Many Nova Scotia film festivals that went online this fall due to COVID-19 have found a silver lining away from the silver screen with audience engagement surpassing previous years.
Lunenburg Doc Fest, which ran from Sept. 24-30, went online, expanding the number of days of the festival and the number of films shown from previous years. They were offered through a pay-what-you-can model.
That led to a 50 per cent increase in the number of full-festival passes sold, up from 300 to 450, and an increase in the aggregate audience by about 700, according to executive director Pamela Segger.
"We were able to really boost our younger age set in our region," she said. "We have an older audience, and that's fantastic because they are so engaged and eager, but because of the virtual nature and flexibility in the programming, and the broader, more diverse programming, that appealed to a younger set."
Segger also noted that 53 per cent of the audience this year attended the festival for the first time.
Geoblocking technology a plus
A big part of the streaming platform for film festivals — Lunenburg Doc Fest used one called Eventive — is that it can geoblock, or control the geographic region where the film is available to be streamed. That is estimated by the postal code and IP address of the ticket-buyer.
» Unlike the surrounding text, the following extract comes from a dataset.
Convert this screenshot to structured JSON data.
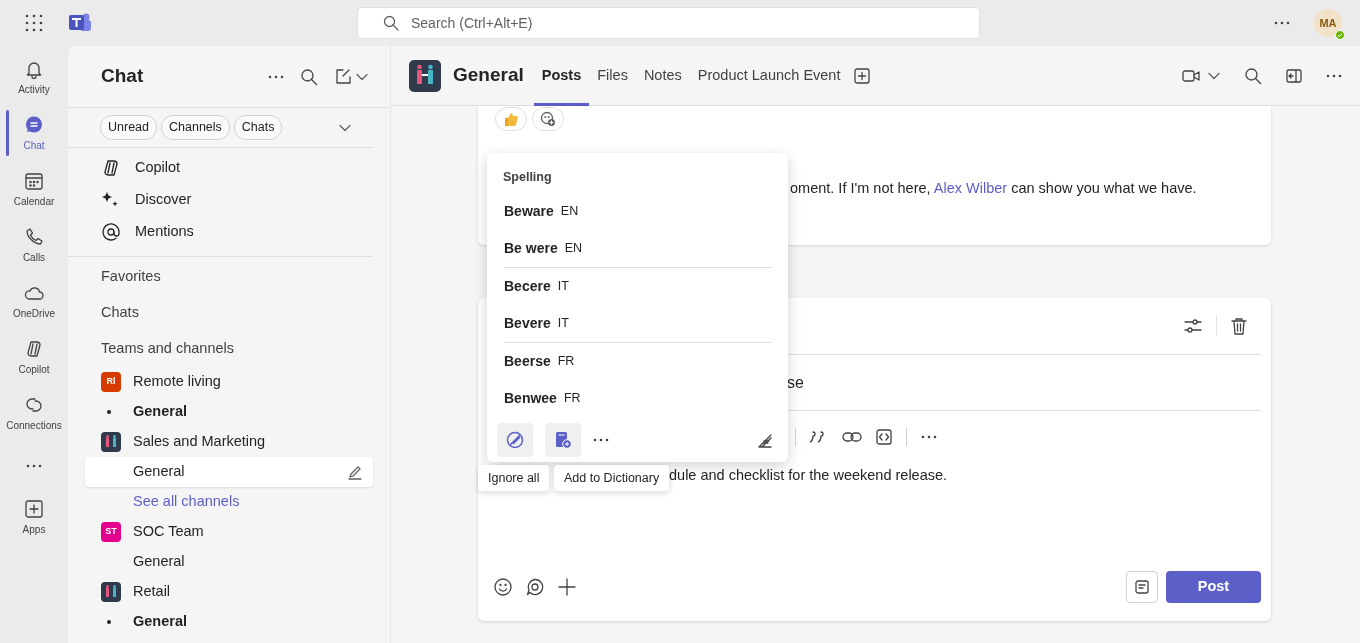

"We were able to offer about half of our feature-length documentaries and all of our short films across Canada," said Segger. "More than that, we offered programming to our U.S. audience."
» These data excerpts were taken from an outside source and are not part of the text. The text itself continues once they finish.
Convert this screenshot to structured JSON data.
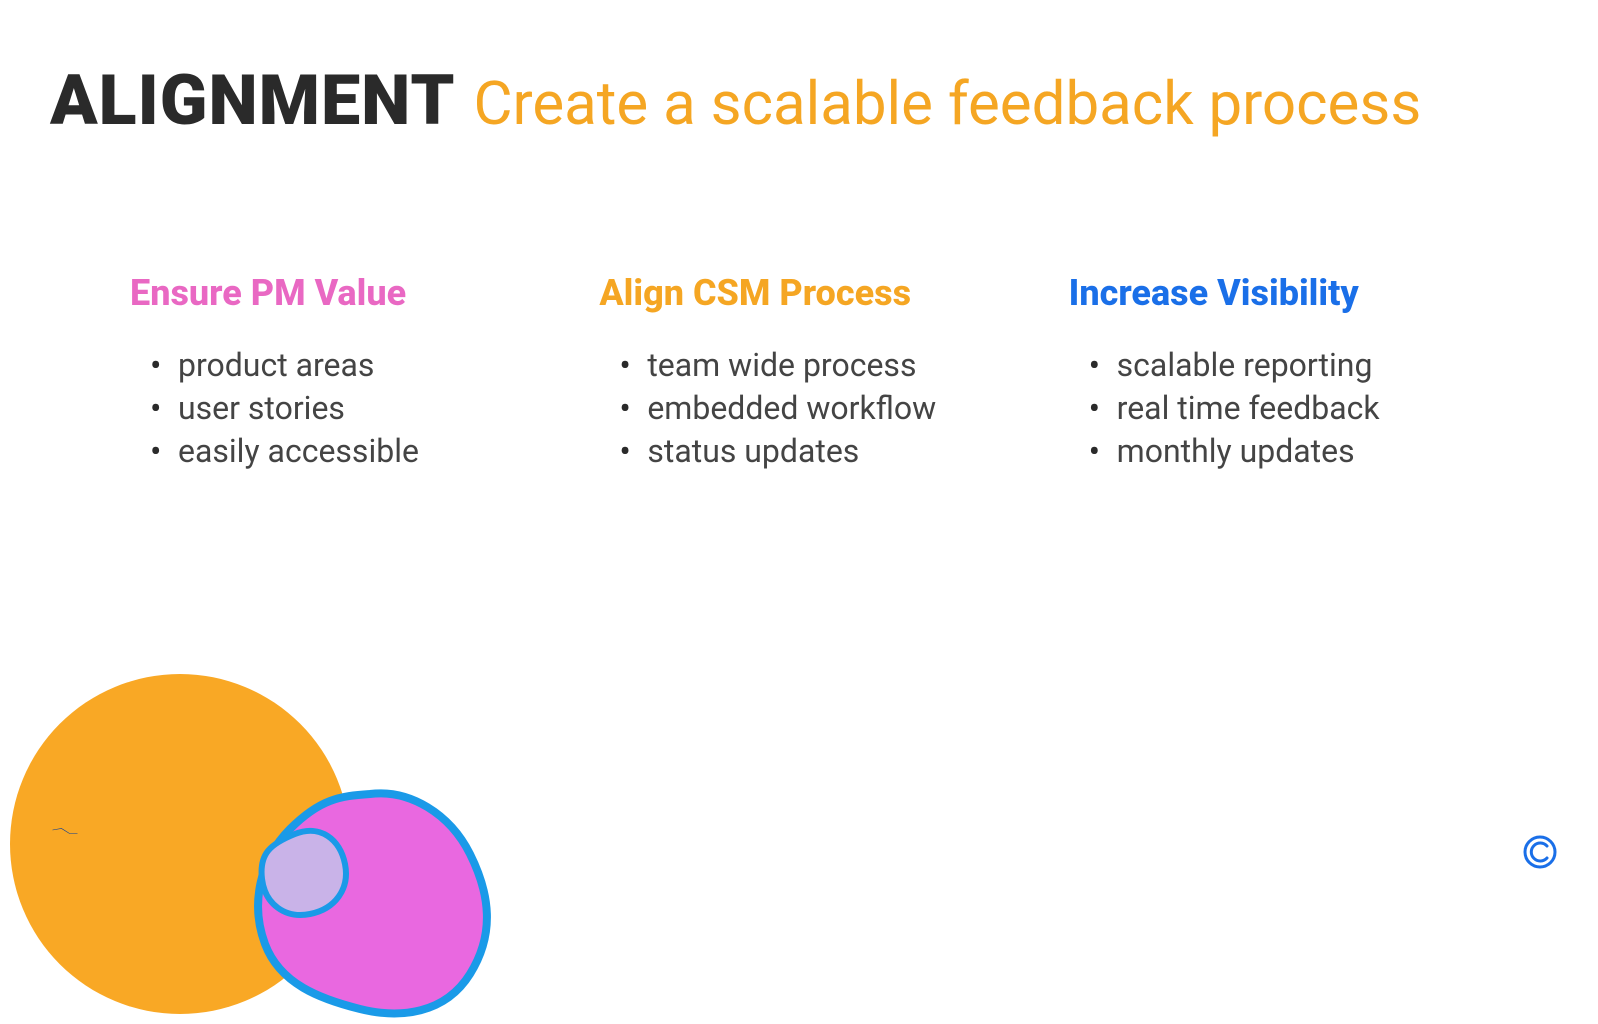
{
  "header": {
    "title": "ALIGNMENT",
    "subtitle": "Create a scalable feedback process"
  },
  "columns": [
    {
      "heading": "Ensure PM Value",
      "colorClass": "pink",
      "items": [
        "product areas",
        "user stories",
        "easily accessible"
      ]
    },
    {
      "heading": "Align CSM Process",
      "colorClass": "orange",
      "items": [
        "team wide process",
        "embedded workflow",
        "status updates"
      ]
    },
    {
      "heading": "Increase Visibility",
      "colorClass": "blue",
      "items": [
        "scalable reporting",
        "real time feedback",
        "monthly updates"
      ]
    }
  ]
}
Segger said 21 per cent of people were from outside Lunenburg County and elsewhere in Nova Scotia, according to audience surveys, while another 37 per cent of the audience was from outside the province.
"That is a big bump up, almost three times the figures from previous years," said Segger.
FIN saw uptick, too
Films showing at the FIN Atlantic International Film Festival, also online this year from Sept. 17-24, were geoblocked to Atlantic Canada only.
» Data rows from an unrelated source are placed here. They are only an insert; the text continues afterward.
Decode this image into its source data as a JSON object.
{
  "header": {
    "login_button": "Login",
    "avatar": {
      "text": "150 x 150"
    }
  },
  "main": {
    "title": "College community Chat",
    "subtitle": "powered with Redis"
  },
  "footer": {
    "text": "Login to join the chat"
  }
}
"We see ourselves as platforming Atlantic Canadian content, and it feels really good to champion [that] to the local audience," said Wayne Carter, executive director at FIN.
Even with a narrower target of possible viewers, FIN saw an increase of engagement with its audience this year.
"We saw pass sales were accelerating over single-ticket sales," said Carter, "Pass sales are a big thing for us because they speak to an engaged audience of people who want to partake of more than just one or two movies. Our pass numbers were probably up 70 per cent over last year."
He hesitates to estimate attendance numbers because, when a festival streams a movie, it's not as simple as counting bums in seats.
That is truly the silver lining behind the COVID cloud as far as film festivals go. - Wayne Carter, executive director of FIN
"Very few people are sitting there by themselves watching these films," said Carter. "It might be a couple, it could even potentially be a family or a group of friends."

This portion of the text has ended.